First Picture: Raglan sleeves work well on Thor. This picture shows how the faux (twist) cables I worked in between the decrease stitches (separated by a purl stitch) morphed beautifully into the cables on the neckline.
It is important to be sure and use a good, well-spun wool when making a kangaroo pocket. Otherwise, you risk both the pocket pulling the sweater out of shape or stretching out and becoming more of a hanging pouch than a neat, kangaroo pocket.
Thor is quite happy with this sweater!
I’ve also been baking breads … here are some pictures of this week’s efforts.
First is a picture of my first attempt at making a couronne (crown). I used Peter Reinhart’s recipe for Pain de Campagne (“a type of sourdough bread used throughout France for many types of breads sold under various local names”). It was leavened with a pâte fermentée and proofed in a brotform.
Here is a picture of the two loaves I just took out of the oven.
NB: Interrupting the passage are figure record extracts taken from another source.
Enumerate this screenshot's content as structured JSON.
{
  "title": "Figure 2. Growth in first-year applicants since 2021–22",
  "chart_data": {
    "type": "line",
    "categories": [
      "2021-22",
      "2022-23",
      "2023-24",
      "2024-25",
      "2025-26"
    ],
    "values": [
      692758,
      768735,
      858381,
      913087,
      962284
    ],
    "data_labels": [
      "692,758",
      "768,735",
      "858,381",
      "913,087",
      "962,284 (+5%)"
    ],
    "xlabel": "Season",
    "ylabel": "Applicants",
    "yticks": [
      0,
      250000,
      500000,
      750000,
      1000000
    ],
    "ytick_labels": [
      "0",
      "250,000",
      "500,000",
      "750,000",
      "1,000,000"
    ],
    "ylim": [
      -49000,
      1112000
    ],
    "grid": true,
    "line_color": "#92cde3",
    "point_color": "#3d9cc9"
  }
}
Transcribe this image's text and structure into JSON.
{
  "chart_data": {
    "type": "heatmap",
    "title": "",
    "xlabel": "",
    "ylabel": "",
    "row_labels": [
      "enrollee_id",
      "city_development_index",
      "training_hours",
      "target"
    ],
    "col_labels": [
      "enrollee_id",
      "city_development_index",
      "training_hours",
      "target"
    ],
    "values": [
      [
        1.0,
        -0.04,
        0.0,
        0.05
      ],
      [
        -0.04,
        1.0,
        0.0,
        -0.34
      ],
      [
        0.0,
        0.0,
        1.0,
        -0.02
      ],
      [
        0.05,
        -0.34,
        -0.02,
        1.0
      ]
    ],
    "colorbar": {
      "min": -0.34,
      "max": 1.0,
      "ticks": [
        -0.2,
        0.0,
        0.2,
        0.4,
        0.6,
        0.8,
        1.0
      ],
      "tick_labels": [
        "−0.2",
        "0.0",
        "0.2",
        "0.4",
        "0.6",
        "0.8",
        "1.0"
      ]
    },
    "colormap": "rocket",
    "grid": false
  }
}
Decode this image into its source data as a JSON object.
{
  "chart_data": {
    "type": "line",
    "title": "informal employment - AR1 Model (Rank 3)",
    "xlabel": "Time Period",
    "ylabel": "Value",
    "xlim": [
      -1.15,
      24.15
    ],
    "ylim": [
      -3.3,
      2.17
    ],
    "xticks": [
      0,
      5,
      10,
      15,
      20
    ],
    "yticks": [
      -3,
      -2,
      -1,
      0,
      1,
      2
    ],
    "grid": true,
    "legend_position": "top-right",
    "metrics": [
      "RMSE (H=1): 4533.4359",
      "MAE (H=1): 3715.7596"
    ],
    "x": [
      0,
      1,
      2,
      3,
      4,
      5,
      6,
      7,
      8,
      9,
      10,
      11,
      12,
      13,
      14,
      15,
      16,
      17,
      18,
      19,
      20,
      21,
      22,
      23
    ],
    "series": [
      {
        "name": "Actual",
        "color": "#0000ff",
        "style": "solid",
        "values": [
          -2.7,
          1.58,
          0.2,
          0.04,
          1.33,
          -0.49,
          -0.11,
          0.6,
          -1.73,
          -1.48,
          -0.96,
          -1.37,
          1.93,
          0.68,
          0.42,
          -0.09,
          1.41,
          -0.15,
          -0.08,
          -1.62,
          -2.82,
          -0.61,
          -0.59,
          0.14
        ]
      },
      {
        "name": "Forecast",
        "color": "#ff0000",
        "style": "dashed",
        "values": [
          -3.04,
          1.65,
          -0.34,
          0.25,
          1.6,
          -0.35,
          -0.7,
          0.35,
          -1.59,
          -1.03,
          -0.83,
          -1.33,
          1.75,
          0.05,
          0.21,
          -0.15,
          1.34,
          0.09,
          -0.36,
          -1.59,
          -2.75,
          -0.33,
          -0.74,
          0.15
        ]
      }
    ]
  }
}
They’re both Jewish (aka deli) ryes. The recipe is based on George Greenstein’s Secrets of a Jewish Baker: Authentic Jewish Rye and Other Breads. I prefer dark rye flours (must be my Norwegian childhood) so instead of using the standard white rye flour, I used dark rye flour in the 750g starter. (White rye flour is to dark rye flour what white flour is to whole wheat flour).
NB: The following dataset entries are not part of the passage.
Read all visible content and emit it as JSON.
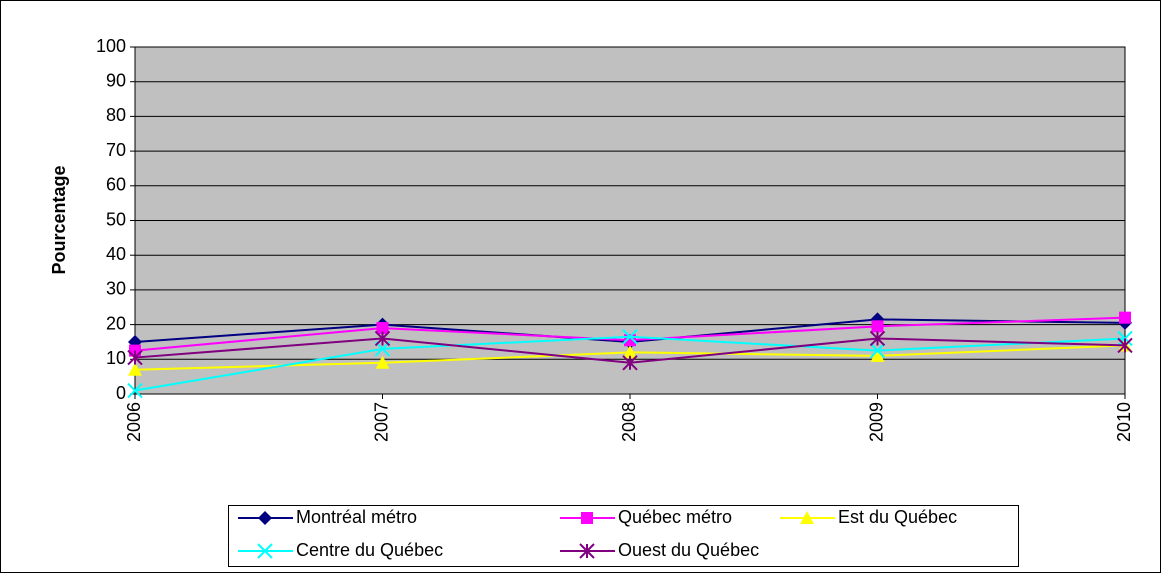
{
  "chart_data": {
    "type": "line",
    "y_label": "Pourcentage",
    "categories": [
      "2006",
      "2007",
      "2008",
      "2009",
      "2010"
    ],
    "series": [
      {
        "name": "Montréal métro",
        "color": "#000080",
        "marker": "diamond",
        "values": [
          15,
          20,
          15,
          21.5,
          20.5
        ]
      },
      {
        "name": "Québec métro",
        "color": "#ff00ff",
        "marker": "square",
        "values": [
          12.5,
          19,
          15.5,
          19.5,
          22
        ]
      },
      {
        "name": "Est du Québec",
        "color": "#ffff00",
        "marker": "triangle",
        "values": [
          7,
          9,
          12,
          11,
          14
        ]
      },
      {
        "name": "Centre du Québec",
        "color": "#00ffff",
        "marker": "x",
        "values": [
          1,
          13,
          16.5,
          12.5,
          16
        ]
      },
      {
        "name": "Ouest du Québec",
        "color": "#800080",
        "marker": "star",
        "values": [
          10.5,
          16,
          9,
          16,
          14
        ]
      }
    ],
    "ylim": [
      0,
      100
    ],
    "yticks": [
      0,
      10,
      20,
      30,
      40,
      50,
      60,
      70,
      80,
      90,
      100
    ],
    "grid": true,
    "plot_background": "#c0c0c0",
    "legend": "bottom"
  }
}
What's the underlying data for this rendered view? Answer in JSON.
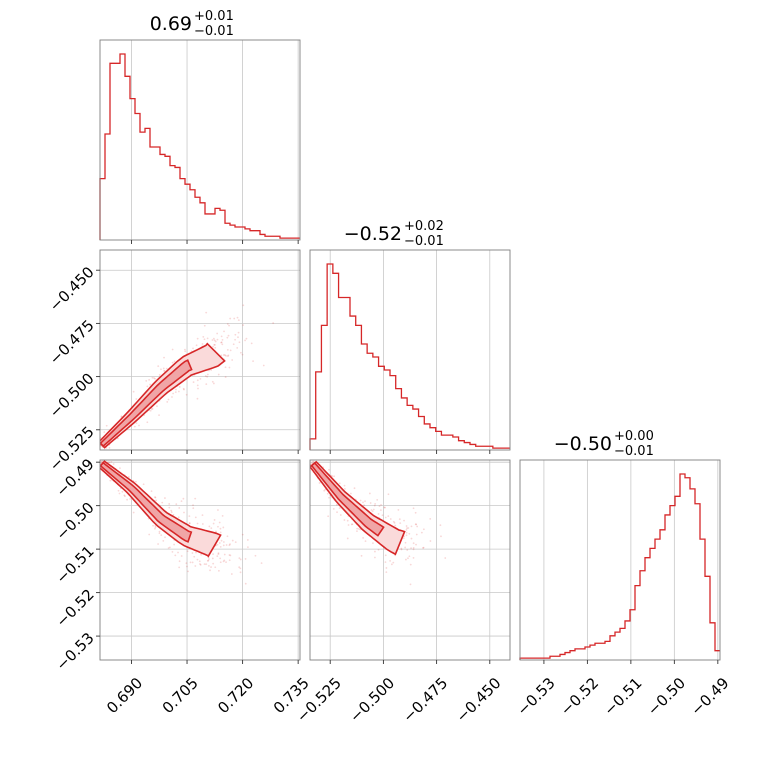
{
  "colors": {
    "series": "#d62728",
    "fill_inner": "#f0a5a6",
    "fill_outer": "#fadada",
    "grid": "#c8c8c8",
    "axes": "#7f7f7f"
  },
  "chart_data": {
    "type": "corner",
    "title": "",
    "grid": true,
    "parameters": [
      {
        "label_main": "0.69",
        "label_sup": "+0.01",
        "label_sub": "−0.01",
        "range": [
          0.6815,
          0.7355
        ],
        "ticks": [
          0.69,
          0.705,
          0.72,
          0.735
        ],
        "tick_labels": [
          "0.690",
          "0.705",
          "0.720",
          "0.735"
        ]
      },
      {
        "label_main": "−0.52",
        "label_sup": "+0.02",
        "label_sub": "−0.01",
        "range": [
          -0.5345,
          -0.4405
        ],
        "ticks": [
          -0.525,
          -0.5,
          -0.475,
          -0.45
        ],
        "tick_labels": [
          "−0.525",
          "−0.500",
          "−0.475",
          "−0.450"
        ]
      },
      {
        "label_main": "−0.50",
        "label_sup": "+0.00",
        "label_sub": "−0.01",
        "range": [
          -0.5355,
          -0.4895
        ],
        "ticks": [
          -0.53,
          -0.52,
          -0.51,
          -0.5,
          -0.49
        ],
        "tick_labels": [
          "−0.53",
          "−0.52",
          "−0.51",
          "−0.50",
          "−0.49"
        ]
      }
    ],
    "histograms": [
      [
        0.33,
        0.57,
        0.95,
        0.95,
        1.0,
        0.88,
        0.76,
        0.68,
        0.58,
        0.6,
        0.5,
        0.5,
        0.46,
        0.45,
        0.4,
        0.39,
        0.33,
        0.3,
        0.27,
        0.23,
        0.2,
        0.14,
        0.14,
        0.17,
        0.16,
        0.09,
        0.08,
        0.07,
        0.07,
        0.06,
        0.05,
        0.05,
        0.03,
        0.02,
        0.02,
        0.02,
        0.01,
        0.01,
        0.01,
        0.01
      ],
      [
        0.06,
        0.42,
        0.67,
        1.0,
        0.95,
        0.82,
        0.82,
        0.72,
        0.67,
        0.57,
        0.52,
        0.5,
        0.45,
        0.43,
        0.4,
        0.33,
        0.28,
        0.24,
        0.22,
        0.18,
        0.14,
        0.12,
        0.1,
        0.08,
        0.08,
        0.07,
        0.05,
        0.04,
        0.03,
        0.02,
        0.02,
        0.02,
        0.01,
        0.01,
        0.01
      ],
      [
        0.01,
        0.01,
        0.01,
        0.01,
        0.01,
        0.01,
        0.02,
        0.02,
        0.03,
        0.04,
        0.05,
        0.06,
        0.06,
        0.07,
        0.08,
        0.09,
        0.09,
        0.1,
        0.13,
        0.15,
        0.17,
        0.21,
        0.27,
        0.4,
        0.48,
        0.55,
        0.6,
        0.65,
        0.7,
        0.78,
        0.83,
        0.88,
        1.0,
        0.98,
        0.92,
        0.84,
        0.65,
        0.45,
        0.2,
        0.05
      ]
    ],
    "panels_2d": [
      {
        "row": 1,
        "col": 0,
        "ridge": [
          [
            0.682,
            -0.532
          ],
          [
            0.69,
            -0.519
          ],
          [
            0.698,
            -0.505
          ],
          [
            0.705,
            -0.495
          ],
          [
            0.712,
            -0.49
          ],
          [
            0.72,
            -0.476
          ]
        ],
        "rho": 0.99
      },
      {
        "row": 2,
        "col": 0,
        "ridge": [
          [
            0.682,
            -0.4905
          ],
          [
            0.69,
            -0.496
          ],
          [
            0.698,
            -0.503
          ],
          [
            0.705,
            -0.507
          ],
          [
            0.712,
            -0.509
          ],
          [
            0.716,
            -0.511
          ]
        ],
        "rho": -0.95
      },
      {
        "row": 2,
        "col": 1,
        "ridge": [
          [
            -0.533,
            -0.4905
          ],
          [
            -0.52,
            -0.498
          ],
          [
            -0.507,
            -0.504
          ],
          [
            -0.495,
            -0.508
          ],
          [
            -0.485,
            -0.51
          ]
        ],
        "rho": -0.95
      }
    ]
  }
}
Without exception, every person who has told me they don’t like rye breads loves the ryes I make that don’t have caraway seeds. I make many types of rye breads, but I only use caraway seeds in the Jewish/deli ryes (which is the traditional way).
If you like rye breads, I urge you to skip trying to sour a dry-yeast leavened rye bread with dried onions, pickle juice or artificial flavors. Experiment with sourdoughs! Nothing beats the complex flavors of a “real” sourdough (rye or otherwise)!